Yesterday was World Aids Day so naturally enough I heard, saw, and read a great deal on the subject in the various forms of media available. No one who took in the information given out would have been left in any doubt the number of people who are HIV positive or who have full blown AIDS is a human tragedy; three million have died this year, five million have been infected.
It was also apparent those most affected live in poorer parts of the world and mostly can neither afford nor have access to retroviral drugs. The British Government made pious statements about doubling its funding to UNAIDS to six million pounds – about fifteen pence per head for the forty million currently infected worldwide, and about the same as they spend in one day in Iraq.
UNAIDS itself launched a campaign to get a version of retroviral drugs available to three million of the world’s poorest sufferers by 2005; why in two years, why only three million out of forty million, why not now? All of the talk seemed to be focused on treatment for current suffers with a few references to the usage of condoms to prevent infection. I fully agree sufferers must be helped as with any other infectious disease; however where was the talk of producing vaccines to prevent infection? I heard, saw, and read virtually nothing, apart from a few vague comments about a vaccine being ten years down the road.
When AIDS was first identified the major drugs companies all had a lot to say about the production of a vaccine, some even promising one within a couple of years. As the number of infected people in the Western world grew and became a powerful lobbying group politicians lent on the Pharmaceutical companies to produce drugs that treated the disease. Nothing wrong with that apart from the fact along the way nearly all finances and resources appear to have been diverted to producing retroviral drugs which could only be afforded by some in the West, leaving virtually nothing for research and development work on vaccines.

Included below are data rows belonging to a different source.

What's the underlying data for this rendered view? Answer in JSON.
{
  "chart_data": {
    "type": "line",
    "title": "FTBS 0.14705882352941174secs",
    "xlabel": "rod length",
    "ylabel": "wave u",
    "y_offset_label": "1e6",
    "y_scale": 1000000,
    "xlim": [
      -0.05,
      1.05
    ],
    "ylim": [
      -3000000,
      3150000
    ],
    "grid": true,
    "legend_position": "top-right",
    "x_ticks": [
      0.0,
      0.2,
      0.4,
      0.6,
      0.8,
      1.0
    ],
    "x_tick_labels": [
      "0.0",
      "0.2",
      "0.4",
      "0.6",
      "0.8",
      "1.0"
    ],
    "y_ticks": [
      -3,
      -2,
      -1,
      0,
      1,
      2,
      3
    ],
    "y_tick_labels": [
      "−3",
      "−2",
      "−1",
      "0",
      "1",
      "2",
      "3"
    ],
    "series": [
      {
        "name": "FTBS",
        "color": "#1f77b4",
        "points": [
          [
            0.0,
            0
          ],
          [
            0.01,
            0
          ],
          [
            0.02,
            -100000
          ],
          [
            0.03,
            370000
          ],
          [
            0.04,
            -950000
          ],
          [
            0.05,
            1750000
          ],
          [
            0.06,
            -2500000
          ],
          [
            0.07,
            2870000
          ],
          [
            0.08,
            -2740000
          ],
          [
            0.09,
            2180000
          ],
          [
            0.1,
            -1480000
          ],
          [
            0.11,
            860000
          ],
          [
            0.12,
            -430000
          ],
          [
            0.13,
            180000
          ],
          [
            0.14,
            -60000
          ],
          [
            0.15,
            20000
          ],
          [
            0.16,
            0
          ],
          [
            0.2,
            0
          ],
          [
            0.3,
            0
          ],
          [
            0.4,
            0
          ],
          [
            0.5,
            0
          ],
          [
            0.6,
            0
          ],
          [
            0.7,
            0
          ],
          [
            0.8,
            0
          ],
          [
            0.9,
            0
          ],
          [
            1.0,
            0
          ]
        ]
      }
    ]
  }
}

I imagine a conversation amongst the number crunchers in the Pharmaceutical industry, it goes like this: -
“If we spend our money on producing an effective vaccine each individual will probably only ever need to pay for it once; however if we spend our money on producing retroviral drugs and that same person is infected they will have to pay for our product for the rest of their lives”.
Am I being totally cynical in believing this situation is more about profits than human lives? Personally I think not as these companies are first and foremost profit motivated and are certainly not altruistic institutions. Should in reality our politicians not be putting large funding into the research and production costs of an effective vaccine rather than only supplying pitiful amounts of money to treat those already infected?
It is a tragedy you have to think twice about helping someone who has hurt themselves, and is bleeding for fear their blood may be infected and could get into your own system. It is a tragedy parents in poorer parts of the world can take their child for an injection and end up with an HIV infected child through reuse of the same needle. I am aware this is an emotive subject to discuss; but until an effective vaccine is produced, you, I, our families, our friends, and the whole of mankind is in danger of being infected in the course of our every day lives.